Step 9: Third parties
Step 9: Third parties
The operation of a local Scout Group, District, County/Area/Region (Scotland) or Country will inevitably involve the services of other organisations or companies. In the case where these parties process the personal data you control on your behalf, they are known as third party processors.
In the first instance you should discover all third party processors your local Scout Group, District, County/Area/Region (Scotland) or Country are working with. During this process it is important to understand the type of relationship you have with the third party, these can be broken down as follows:
- Data controller to data processor (third party processor)
- Data controller to data controller, where both independently determine the purpose for processing but there is a transfer of data between them
- Joint data controllers would be acting together to decide the purposes and manner of data processing
- Data controllers in common who share a common data set but determine the processing purposes independently
In all cases it is advisable to have at least an agreement in place between you. The type of agreement is dependent on the relationship;
- Data controller to data processor – requires a formal data processing agreement – ICO guidance can be found here
- Data controller to data controller – advisable to have a documented agreement or arrangement between them. This could be based on both having GDPR aligned privacy notices
- Joint data controllers - required to have a documented agreement or arrangement between them that determines each other’s responsibilities
- Data controllers in common – usually this would be bound by organisational rules, such as POR, no further formal agreement is required
The below could be examples of these different scenarios:
- Data controller to data processor – Local Scout Group, District, County/Area/Region (Scotland) or Country to third party events management company
- Data controller to data controller - Local Scout Group, District, County/Area/Region (Scotland) or Country to another within the Movement structure
- Joint data controllers – Unlikely to be used within Scouting
- Data controllers in common – Local Scout Group, District, County/Area/Region (Scotland) or Country with UK headquarters for adult volunteer joining. The commonality here is the data within the Scouts membership database (Compass).

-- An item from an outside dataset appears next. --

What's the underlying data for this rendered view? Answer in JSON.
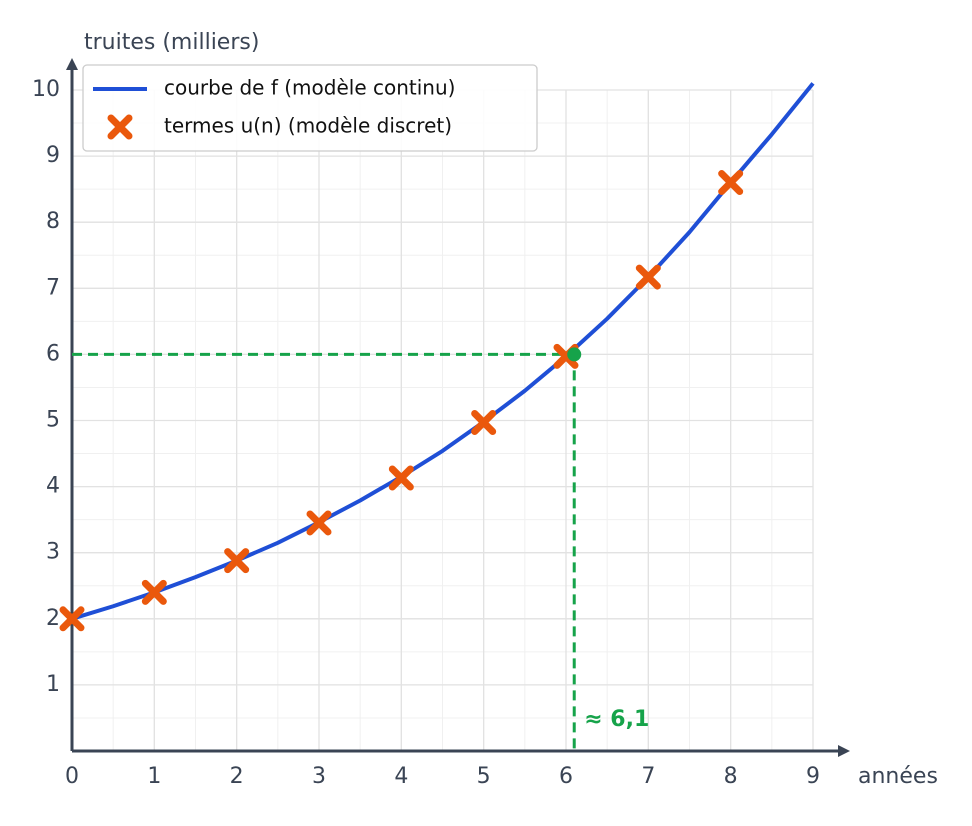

It's required to maintain a record of all third-party relationships and to demonstrate that relationship is GDPR and DPA 2018 aligned.
Initially you should review any existing contracts you have with the third party and check for its alignment to the GDPR. At a high level the agreement should consider the following when it is a data controller to data processor relations, this type of structure can also be use for other relationship agreements;
In addition to the contract structure it is important to assess the third party based on the data location. This is known as the adequacy and is specifically focused on ensuring the third party are in an EU country, and hence bound by the GDPR, or they are in a nation that offers the same levels of data protection. In cases where a nation has been found to align to the GDPR a relationship is brokered between themselves and the EU, known as an adequacy agreement. It is then the responsibility of the third party to become a subscriber to the nations agreement and be measured against it. An example is the EU Privacy Shield that exists between the United States and the EU. Companies and organisations that are in the US and processing data of EU citizens should align to this framework.
A list of adequate countries can be found here.
As the majority of cloud based solution providers reside in the US its worth checking the Privacy Shield register to see if the third party is part of the framework already.
Data sharing and transfers
Finally, consideration needs to be made when transferring data to a third party, specifically around the mechanism used to complete this transfer.
A data transfer can be anything from a paper form sent via post or electronic transfer via email or directly through websites. In all cases care should be taken to secure the transfer. Basic techniques for securing these kind of transfers would be the use of special delivery services from the postal service and encryption for electronic systems.